Fig. 2Ranking of methods across key aspects of evaluation criteria.
The colour and size of the circle denote ranking of methods, where a large blue circle represents the best possible rank of 1. Missing space indicates where a measurement was not able to be obtained, for example, due to the output format being normalised count instead of raw count (see ‘Methods’). The ranks within each criterion were summarised into an overall tier rank, with tier 1 being the best tier. a Ranking of methods within data property estimation, ranked by median score across multiple datasets. b Ranking of methods within biological signals, ranked by median score across multiple datasets. c Scalability was ranked by the total computational speed and memory usage required for properties estimation and dataset generation across datasets. d Applicability was examined in terms of three criteria, which are explained in more detail in Table 1. The number of datasets used in the entire evaluation process and the success rate of each method on running the datasets is reported in Supplementary Fig. 4.

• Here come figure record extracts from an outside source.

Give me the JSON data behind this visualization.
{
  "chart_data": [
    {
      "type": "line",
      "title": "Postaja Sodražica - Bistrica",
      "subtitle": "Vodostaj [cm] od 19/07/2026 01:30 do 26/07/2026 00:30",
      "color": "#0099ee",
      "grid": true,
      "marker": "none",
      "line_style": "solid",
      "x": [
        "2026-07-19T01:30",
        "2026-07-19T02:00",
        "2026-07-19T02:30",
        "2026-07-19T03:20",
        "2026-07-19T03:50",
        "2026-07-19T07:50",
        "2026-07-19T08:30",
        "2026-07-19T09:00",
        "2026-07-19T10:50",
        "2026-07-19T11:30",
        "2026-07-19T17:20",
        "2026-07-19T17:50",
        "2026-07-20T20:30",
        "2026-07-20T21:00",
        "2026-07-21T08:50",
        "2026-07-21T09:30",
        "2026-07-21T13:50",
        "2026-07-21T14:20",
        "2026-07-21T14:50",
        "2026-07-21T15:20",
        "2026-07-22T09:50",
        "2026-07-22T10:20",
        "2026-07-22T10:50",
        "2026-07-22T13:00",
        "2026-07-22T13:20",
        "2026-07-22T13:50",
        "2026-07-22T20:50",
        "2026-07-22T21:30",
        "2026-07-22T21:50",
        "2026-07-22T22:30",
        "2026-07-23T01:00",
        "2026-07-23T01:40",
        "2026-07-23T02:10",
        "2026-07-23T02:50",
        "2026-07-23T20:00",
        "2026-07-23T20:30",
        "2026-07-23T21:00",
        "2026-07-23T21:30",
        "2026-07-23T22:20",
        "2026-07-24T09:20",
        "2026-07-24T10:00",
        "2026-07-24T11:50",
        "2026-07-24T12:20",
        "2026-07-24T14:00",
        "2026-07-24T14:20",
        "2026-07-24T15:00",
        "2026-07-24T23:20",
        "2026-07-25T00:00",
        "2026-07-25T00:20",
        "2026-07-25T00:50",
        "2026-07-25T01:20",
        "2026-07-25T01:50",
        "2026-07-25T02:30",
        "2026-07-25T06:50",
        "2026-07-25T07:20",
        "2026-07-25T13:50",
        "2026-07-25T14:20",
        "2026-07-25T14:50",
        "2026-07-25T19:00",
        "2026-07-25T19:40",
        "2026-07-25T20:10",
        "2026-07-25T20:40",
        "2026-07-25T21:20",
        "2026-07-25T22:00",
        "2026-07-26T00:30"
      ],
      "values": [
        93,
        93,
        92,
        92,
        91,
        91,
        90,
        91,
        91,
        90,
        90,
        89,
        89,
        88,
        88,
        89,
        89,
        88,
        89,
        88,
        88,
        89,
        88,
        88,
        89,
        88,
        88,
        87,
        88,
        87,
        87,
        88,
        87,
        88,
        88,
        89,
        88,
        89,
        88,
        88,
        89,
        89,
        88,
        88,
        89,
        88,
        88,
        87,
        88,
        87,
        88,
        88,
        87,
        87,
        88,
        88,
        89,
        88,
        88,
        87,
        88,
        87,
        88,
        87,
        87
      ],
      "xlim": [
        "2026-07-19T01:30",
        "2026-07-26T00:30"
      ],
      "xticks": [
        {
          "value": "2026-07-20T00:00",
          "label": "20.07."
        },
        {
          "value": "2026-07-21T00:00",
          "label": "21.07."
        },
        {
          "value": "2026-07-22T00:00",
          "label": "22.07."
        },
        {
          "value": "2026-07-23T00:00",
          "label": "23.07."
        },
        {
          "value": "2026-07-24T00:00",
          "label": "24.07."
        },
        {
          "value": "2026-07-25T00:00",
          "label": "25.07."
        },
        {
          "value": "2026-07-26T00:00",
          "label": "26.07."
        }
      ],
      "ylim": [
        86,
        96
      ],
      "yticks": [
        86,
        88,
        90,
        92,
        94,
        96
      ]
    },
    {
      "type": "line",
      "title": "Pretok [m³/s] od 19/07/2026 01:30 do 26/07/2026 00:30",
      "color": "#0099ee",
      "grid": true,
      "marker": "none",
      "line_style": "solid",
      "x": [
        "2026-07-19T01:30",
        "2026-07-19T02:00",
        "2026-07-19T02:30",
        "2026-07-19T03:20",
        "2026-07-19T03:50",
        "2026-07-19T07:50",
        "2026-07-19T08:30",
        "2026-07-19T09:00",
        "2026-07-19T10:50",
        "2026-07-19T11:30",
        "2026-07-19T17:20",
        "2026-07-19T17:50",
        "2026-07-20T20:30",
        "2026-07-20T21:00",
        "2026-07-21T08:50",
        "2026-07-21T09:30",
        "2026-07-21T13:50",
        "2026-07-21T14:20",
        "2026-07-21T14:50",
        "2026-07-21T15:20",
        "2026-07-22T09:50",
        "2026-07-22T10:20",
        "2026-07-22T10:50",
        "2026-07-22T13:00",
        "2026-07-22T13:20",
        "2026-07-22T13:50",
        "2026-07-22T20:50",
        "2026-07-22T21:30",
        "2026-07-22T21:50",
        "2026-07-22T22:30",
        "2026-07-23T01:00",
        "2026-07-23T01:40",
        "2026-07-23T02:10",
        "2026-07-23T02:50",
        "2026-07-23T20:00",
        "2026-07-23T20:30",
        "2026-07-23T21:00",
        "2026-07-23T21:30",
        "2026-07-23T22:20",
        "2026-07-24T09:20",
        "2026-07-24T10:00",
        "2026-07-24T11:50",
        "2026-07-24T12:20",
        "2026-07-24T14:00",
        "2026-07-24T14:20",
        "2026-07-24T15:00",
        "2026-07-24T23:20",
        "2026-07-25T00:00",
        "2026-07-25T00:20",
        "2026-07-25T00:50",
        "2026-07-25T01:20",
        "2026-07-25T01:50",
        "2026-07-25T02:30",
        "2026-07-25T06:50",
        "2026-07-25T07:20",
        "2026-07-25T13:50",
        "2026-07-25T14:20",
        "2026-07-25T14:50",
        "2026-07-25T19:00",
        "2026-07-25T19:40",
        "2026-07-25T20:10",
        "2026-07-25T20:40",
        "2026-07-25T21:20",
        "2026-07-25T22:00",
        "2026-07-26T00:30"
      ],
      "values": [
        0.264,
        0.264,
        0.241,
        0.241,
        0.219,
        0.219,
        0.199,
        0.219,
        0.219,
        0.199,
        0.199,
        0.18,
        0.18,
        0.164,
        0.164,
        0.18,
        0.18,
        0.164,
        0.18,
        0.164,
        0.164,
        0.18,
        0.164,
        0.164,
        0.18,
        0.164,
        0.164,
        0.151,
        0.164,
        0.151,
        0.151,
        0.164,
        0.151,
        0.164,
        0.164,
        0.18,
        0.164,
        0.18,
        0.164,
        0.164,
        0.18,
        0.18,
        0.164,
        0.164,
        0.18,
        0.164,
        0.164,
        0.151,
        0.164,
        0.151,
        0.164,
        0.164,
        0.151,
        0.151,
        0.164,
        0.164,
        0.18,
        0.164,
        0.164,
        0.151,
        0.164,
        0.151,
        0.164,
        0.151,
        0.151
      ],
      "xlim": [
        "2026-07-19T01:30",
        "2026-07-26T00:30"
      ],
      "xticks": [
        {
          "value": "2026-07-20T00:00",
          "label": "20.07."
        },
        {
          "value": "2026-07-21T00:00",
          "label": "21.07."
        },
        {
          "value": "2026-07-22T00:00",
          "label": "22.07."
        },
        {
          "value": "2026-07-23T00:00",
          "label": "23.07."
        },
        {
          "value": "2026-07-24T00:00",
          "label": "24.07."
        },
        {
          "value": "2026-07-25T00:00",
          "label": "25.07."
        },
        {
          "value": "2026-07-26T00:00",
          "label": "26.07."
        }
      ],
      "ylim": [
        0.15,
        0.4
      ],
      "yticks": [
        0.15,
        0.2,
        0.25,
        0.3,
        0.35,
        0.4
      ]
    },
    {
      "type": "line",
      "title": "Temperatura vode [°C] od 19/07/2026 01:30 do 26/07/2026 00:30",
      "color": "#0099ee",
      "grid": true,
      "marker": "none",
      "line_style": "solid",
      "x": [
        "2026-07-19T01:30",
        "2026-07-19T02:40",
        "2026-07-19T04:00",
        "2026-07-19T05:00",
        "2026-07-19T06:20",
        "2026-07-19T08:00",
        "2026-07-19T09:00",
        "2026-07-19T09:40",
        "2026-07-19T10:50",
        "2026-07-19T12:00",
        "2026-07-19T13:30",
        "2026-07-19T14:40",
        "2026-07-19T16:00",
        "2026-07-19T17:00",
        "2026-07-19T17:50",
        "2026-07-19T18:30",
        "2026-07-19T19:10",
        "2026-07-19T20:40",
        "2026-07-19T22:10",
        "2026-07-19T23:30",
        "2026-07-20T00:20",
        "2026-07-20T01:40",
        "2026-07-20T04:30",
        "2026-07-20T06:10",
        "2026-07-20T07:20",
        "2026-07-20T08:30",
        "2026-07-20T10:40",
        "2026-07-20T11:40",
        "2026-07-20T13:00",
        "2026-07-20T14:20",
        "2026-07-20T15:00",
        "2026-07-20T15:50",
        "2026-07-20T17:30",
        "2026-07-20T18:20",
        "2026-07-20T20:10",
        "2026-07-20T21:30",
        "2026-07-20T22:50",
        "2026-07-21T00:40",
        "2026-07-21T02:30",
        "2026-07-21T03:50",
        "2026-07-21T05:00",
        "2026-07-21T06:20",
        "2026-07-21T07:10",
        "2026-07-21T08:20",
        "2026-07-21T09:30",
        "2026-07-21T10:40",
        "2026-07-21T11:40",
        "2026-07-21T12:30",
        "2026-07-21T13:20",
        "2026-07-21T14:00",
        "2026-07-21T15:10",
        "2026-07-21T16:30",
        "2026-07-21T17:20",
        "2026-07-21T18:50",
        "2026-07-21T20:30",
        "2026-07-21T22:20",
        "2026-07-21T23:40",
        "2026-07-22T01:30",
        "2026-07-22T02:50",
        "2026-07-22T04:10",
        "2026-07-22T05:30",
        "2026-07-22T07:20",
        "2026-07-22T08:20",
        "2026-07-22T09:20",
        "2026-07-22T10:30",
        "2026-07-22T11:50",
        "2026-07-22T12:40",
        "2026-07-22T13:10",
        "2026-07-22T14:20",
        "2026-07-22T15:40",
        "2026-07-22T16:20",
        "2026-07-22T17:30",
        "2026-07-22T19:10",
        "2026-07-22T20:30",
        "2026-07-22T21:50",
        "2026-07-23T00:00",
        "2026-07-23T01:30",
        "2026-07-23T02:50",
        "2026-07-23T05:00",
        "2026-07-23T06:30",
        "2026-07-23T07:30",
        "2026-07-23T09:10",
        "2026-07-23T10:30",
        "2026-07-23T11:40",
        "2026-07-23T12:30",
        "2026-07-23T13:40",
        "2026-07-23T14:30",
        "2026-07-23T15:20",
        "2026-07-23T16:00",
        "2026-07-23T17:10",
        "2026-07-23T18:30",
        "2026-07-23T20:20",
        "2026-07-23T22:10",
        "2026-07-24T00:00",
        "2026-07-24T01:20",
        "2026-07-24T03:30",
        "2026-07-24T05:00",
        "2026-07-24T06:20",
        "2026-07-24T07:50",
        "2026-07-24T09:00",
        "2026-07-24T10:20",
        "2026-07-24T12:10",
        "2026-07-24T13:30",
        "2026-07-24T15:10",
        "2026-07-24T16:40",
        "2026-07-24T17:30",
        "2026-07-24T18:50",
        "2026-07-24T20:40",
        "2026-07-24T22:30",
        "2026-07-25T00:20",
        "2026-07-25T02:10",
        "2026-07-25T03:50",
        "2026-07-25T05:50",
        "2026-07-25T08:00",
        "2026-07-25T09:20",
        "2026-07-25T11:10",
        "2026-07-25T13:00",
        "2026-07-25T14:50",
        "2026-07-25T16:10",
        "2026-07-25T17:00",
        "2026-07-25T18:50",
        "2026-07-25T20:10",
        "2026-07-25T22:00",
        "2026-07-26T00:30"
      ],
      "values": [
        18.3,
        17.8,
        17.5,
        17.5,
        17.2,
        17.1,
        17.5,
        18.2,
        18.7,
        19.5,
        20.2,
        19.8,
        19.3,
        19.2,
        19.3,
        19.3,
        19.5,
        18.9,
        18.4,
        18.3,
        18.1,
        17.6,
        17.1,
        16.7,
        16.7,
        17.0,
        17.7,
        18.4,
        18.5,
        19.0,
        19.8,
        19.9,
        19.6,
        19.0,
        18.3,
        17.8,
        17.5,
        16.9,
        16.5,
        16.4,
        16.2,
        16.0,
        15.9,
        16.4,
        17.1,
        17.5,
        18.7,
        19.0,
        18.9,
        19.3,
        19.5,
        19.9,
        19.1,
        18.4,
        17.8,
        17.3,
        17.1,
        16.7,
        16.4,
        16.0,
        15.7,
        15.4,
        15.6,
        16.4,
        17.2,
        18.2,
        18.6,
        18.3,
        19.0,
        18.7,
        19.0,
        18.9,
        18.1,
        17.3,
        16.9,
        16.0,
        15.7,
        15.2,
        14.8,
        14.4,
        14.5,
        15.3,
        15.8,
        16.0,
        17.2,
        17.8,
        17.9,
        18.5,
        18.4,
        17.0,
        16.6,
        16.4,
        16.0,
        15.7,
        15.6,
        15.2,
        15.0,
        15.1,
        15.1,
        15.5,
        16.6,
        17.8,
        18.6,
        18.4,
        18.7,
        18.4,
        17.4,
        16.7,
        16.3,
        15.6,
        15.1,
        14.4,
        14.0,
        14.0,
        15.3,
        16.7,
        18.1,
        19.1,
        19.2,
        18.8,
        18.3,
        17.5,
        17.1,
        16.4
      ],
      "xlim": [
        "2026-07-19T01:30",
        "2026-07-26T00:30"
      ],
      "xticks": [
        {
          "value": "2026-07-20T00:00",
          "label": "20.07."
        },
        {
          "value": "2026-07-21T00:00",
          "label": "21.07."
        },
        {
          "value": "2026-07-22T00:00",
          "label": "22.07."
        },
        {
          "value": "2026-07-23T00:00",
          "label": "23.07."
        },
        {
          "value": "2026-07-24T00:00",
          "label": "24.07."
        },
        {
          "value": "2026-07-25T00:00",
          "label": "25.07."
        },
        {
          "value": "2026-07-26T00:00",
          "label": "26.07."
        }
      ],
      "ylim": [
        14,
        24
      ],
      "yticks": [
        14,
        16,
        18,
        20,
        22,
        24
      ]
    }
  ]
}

Fig. 3Impact of dataset characteristic on method performance.
a Impact of the number of cells on selected properties (see Supplementary Fig. 6 for all properties). Line shows the trends with increasing cell numbers. Dot indicates where a measurement is taken. b Impact of protocols was examined using two collections of datasets (see Supplementary Fig. 7 for individual methods). Boxplots show the individual score of each property for each method.
Fig. 4Comparison of criteria in data property estimation and in biological signals.
a Evaluation procedure for data property estimation and biological signals. b The evaluation results and the comparison of criteria within the two aspects of evaluation. For data property estimation, the KDE score measures the difference between the distribution of 13 data properties in simulated and in real data. A score close to 1 indicates a greater similarity. Each boxplot shows the distribution of the median KDE score attained by all simulation methods (n = 12), with the KDE score attained by each method shown in individual data point. The box represents quartiles, the line represents the median, the lower and upper whisker represents the bottom 25% and top 25% of the data. Outliers can be seen from the individual data points that are outside the whiskers. For biological signals, the SMAPE score measures the percentage difference between the proportion of biological signals detected in simulated and in real data. A score of 1 indicates no difference in the biological signals detected in real and simulated data and a score of 0 indicates maximal difference.